I have had two occasions when, if wearing a helmet didn't save my life, it at least spared me worse injuries.  The first time, a truck driver flung his door open into my side, sending me on the one and only somersault I've ever done on a bicycle.  I came out of it with a sprained wrist.  A few years later, I rode up the wrong side of a BMX mound and did an unintentional "flip."  My helmet literally broke in two, but I--and my bike--remained intact.

After such experiences, you might (understandably) expect me to wonder what members of the Tacoma city council were thinking.

Last week, they voted for an ordinance that, among other things, repeals the city's law--on the books since 1994--requiring for helmets for cyclists. 

Lisa Kaster, a senior planner and active transportation planner for the city, cited "outdated, inconsistent code language" that "doesn't align with best practices or city and state policy" as a motive for the the Council's action.  

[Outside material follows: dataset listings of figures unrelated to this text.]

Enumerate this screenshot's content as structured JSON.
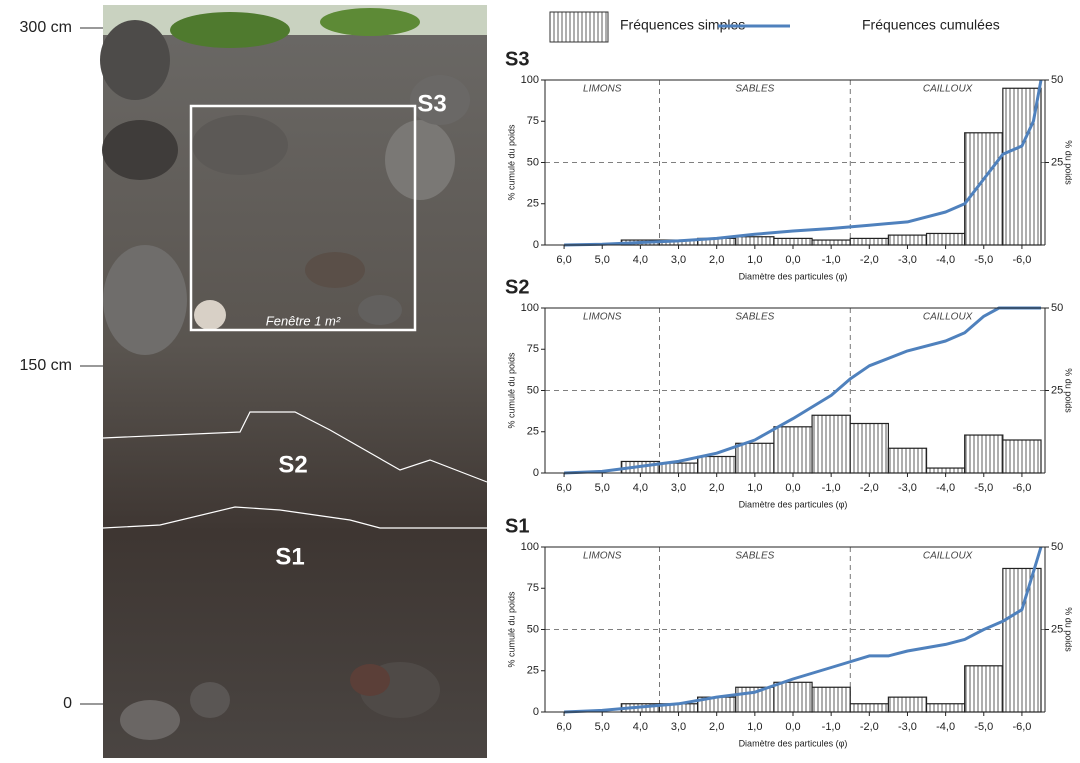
{
  "photo": {
    "depth_labels": [
      "300 cm",
      "150 cm",
      "0"
    ],
    "labels": [
      "S3",
      "S2",
      "S1"
    ],
    "window": "Fenêtre 1 m²"
  },
  "legend": [
    "Fréquences simples",
    "Fréquences cumulées"
  ],
  "chart_data": [
    {
      "type": "bar",
      "title": "S3",
      "y_label": "% cumulé du poids",
      "y2_label": "% du poids",
      "x_label": "Diamètre des particules (φ)",
      "xlim": [
        6.5,
        -6.5
      ],
      "xticks": [
        {
          "value": 6,
          "label": "6,0"
        },
        {
          "value": 5,
          "label": "5,0"
        },
        {
          "value": 4,
          "label": "4,0"
        },
        {
          "value": 3,
          "label": "3,0"
        },
        {
          "value": 2,
          "label": "2,0"
        },
        {
          "value": 1,
          "label": "1,0"
        },
        {
          "value": 0,
          "label": "0,0"
        },
        {
          "value": -1,
          "label": "-1,0"
        },
        {
          "value": -2,
          "label": "-2,0"
        },
        {
          "value": -3,
          "label": "-3,0"
        },
        {
          "value": -4,
          "label": "-4,0"
        },
        {
          "value": -5,
          "label": "-5,0"
        },
        {
          "value": -6,
          "label": "-6,0"
        }
      ],
      "ylim": [
        0,
        100
      ],
      "yticks": [
        0,
        25,
        50,
        75,
        100
      ],
      "y2lim": [
        0,
        50
      ],
      "y2ticks": [
        25,
        50
      ],
      "grid_y": [
        50
      ],
      "dividers": [
        3.5,
        -1.5
      ],
      "zones": [
        "LIMONS",
        "SABLES",
        "CAILLOUX"
      ],
      "series": [
        {
          "kind": "bar",
          "axis": "y2",
          "color": "#ffffff",
          "x": [
            4,
            3,
            2,
            1,
            0,
            -1,
            -2,
            -3,
            -4,
            -5,
            -6
          ],
          "values": [
            1.5,
            1.5,
            2,
            2.5,
            2,
            1.5,
            2,
            3,
            3.5,
            34,
            47.5
          ]
        },
        {
          "kind": "line",
          "color": "#4f81bd",
          "x": [
            6,
            5,
            4,
            3,
            2,
            1,
            0,
            -1,
            -2,
            -3,
            -4,
            -4.5,
            -5,
            -5.5,
            -6,
            -6.3,
            -6.5
          ],
          "values": [
            0,
            0.5,
            1.5,
            2.5,
            4,
            6.5,
            8.5,
            10,
            12,
            14,
            20,
            25,
            40,
            55,
            60,
            75,
            100
          ]
        }
      ]
    },
    {
      "type": "bar",
      "title": "S2",
      "y_label": "% cumulé du poids",
      "y2_label": "% du poids",
      "x_label": "Diamètre des particules (φ)",
      "xlim": [
        6.5,
        -6.5
      ],
      "xticks": [
        {
          "value": 6,
          "label": "6,0"
        },
        {
          "value": 5,
          "label": "5,0"
        },
        {
          "value": 4,
          "label": "4,0"
        },
        {
          "value": 3,
          "label": "3,0"
        },
        {
          "value": 2,
          "label": "2,0"
        },
        {
          "value": 1,
          "label": "1,0"
        },
        {
          "value": 0,
          "label": "0,0"
        },
        {
          "value": -1,
          "label": "-1,0"
        },
        {
          "value": -2,
          "label": "-2,0"
        },
        {
          "value": -3,
          "label": "-3,0"
        },
        {
          "value": -4,
          "label": "-4,0"
        },
        {
          "value": -5,
          "label": "-5,0"
        },
        {
          "value": -6,
          "label": "-6,0"
        }
      ],
      "ylim": [
        0,
        100
      ],
      "yticks": [
        0,
        25,
        50,
        75,
        100
      ],
      "y2lim": [
        0,
        50
      ],
      "y2ticks": [
        25,
        50
      ],
      "grid_y": [
        50
      ],
      "dividers": [
        3.5,
        -1.5
      ],
      "zones": [
        "LIMONS",
        "SABLES",
        "CAILLOUX"
      ],
      "series": [
        {
          "kind": "bar",
          "axis": "y2",
          "color": "#ffffff",
          "x": [
            4,
            3,
            2,
            1,
            0,
            -1,
            -2,
            -3,
            -4,
            -5,
            -6
          ],
          "values": [
            3.5,
            3,
            5,
            9,
            14,
            17.5,
            15,
            7.5,
            1.5,
            11.5,
            10
          ]
        },
        {
          "kind": "line",
          "color": "#4f81bd",
          "x": [
            6,
            5,
            4,
            3,
            2,
            1,
            0,
            -1,
            -1.5,
            -2,
            -3,
            -4,
            -4.5,
            -5,
            -5.4,
            -6.5
          ],
          "values": [
            0,
            1,
            4,
            7,
            12,
            20,
            33,
            47,
            57,
            65,
            74,
            80,
            85,
            95,
            100,
            100
          ]
        }
      ]
    },
    {
      "type": "bar",
      "title": "S1",
      "y_label": "% cumulé du poids",
      "y2_label": "% du poids",
      "x_label": "Diamètre des particules (φ)",
      "xlim": [
        6.5,
        -6.5
      ],
      "xticks": [
        {
          "value": 6,
          "label": "6,0"
        },
        {
          "value": 5,
          "label": "5,0"
        },
        {
          "value": 4,
          "label": "4,0"
        },
        {
          "value": 3,
          "label": "3,0"
        },
        {
          "value": 2,
          "label": "2,0"
        },
        {
          "value": 1,
          "label": "1,0"
        },
        {
          "value": 0,
          "label": "0,0"
        },
        {
          "value": -1,
          "label": "-1,0"
        },
        {
          "value": -2,
          "label": "-2,0"
        },
        {
          "value": -3,
          "label": "-3,0"
        },
        {
          "value": -4,
          "label": "-4,0"
        },
        {
          "value": -5,
          "label": "-5,0"
        },
        {
          "value": -6,
          "label": "-6,0"
        }
      ],
      "ylim": [
        0,
        100
      ],
      "yticks": [
        0,
        25,
        50,
        75,
        100
      ],
      "y2lim": [
        0,
        50
      ],
      "y2ticks": [
        25,
        50
      ],
      "grid_y": [
        50
      ],
      "dividers": [
        3.5,
        -1.5
      ],
      "zones": [
        "LIMONS",
        "SABLES",
        "CAILLOUX"
      ],
      "series": [
        {
          "kind": "bar",
          "axis": "y2",
          "color": "#ffffff",
          "x": [
            4,
            3,
            2,
            1,
            0,
            -1,
            -2,
            -3,
            -4,
            -5,
            -6
          ],
          "values": [
            2.5,
            2.5,
            4.5,
            7.5,
            9,
            7.5,
            2.5,
            4.5,
            2.5,
            14,
            43.5
          ]
        },
        {
          "kind": "line",
          "color": "#4f81bd",
          "x": [
            6,
            5,
            4,
            3,
            2,
            1,
            0,
            -1,
            -2,
            -2.5,
            -3,
            -4,
            -4.5,
            -5,
            -5.5,
            -6,
            -6.5
          ],
          "values": [
            0,
            1,
            3,
            5,
            9,
            12,
            20,
            27,
            34,
            34,
            37,
            41,
            44,
            50,
            55,
            62,
            100
          ]
        }
      ]
    }
  ]
}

Why Bill de Blasio is wrong about helmet laws for NYC cyclists ...

As in many other cities, bicycling has become a bona fide means of transportation as well as recreation in Tacoma.  Also, other forms of non-motorized mobility, such as scooters and skates, have gained popularity.  It seems that Council members faced the same dilemma that vexes their counterparts in other cities:  How can a law be written to be fair and relevant to current practices yet flexible enough to accommodate change?

Interestingly, Washington--like most other US states--requires helmets for motorcycle riders.

While I encourage people to wear helmets, I am still not certain that such a practice should be mandated.  At least, I don't think requiring helmets will prevent all, or even most, serious head injuries, not to mention other maladies.  Wearing a helmet while engaging in unsafe practices, such as wearing headphones or riding against traffic will not protect the helmet's wearer--or anyone else.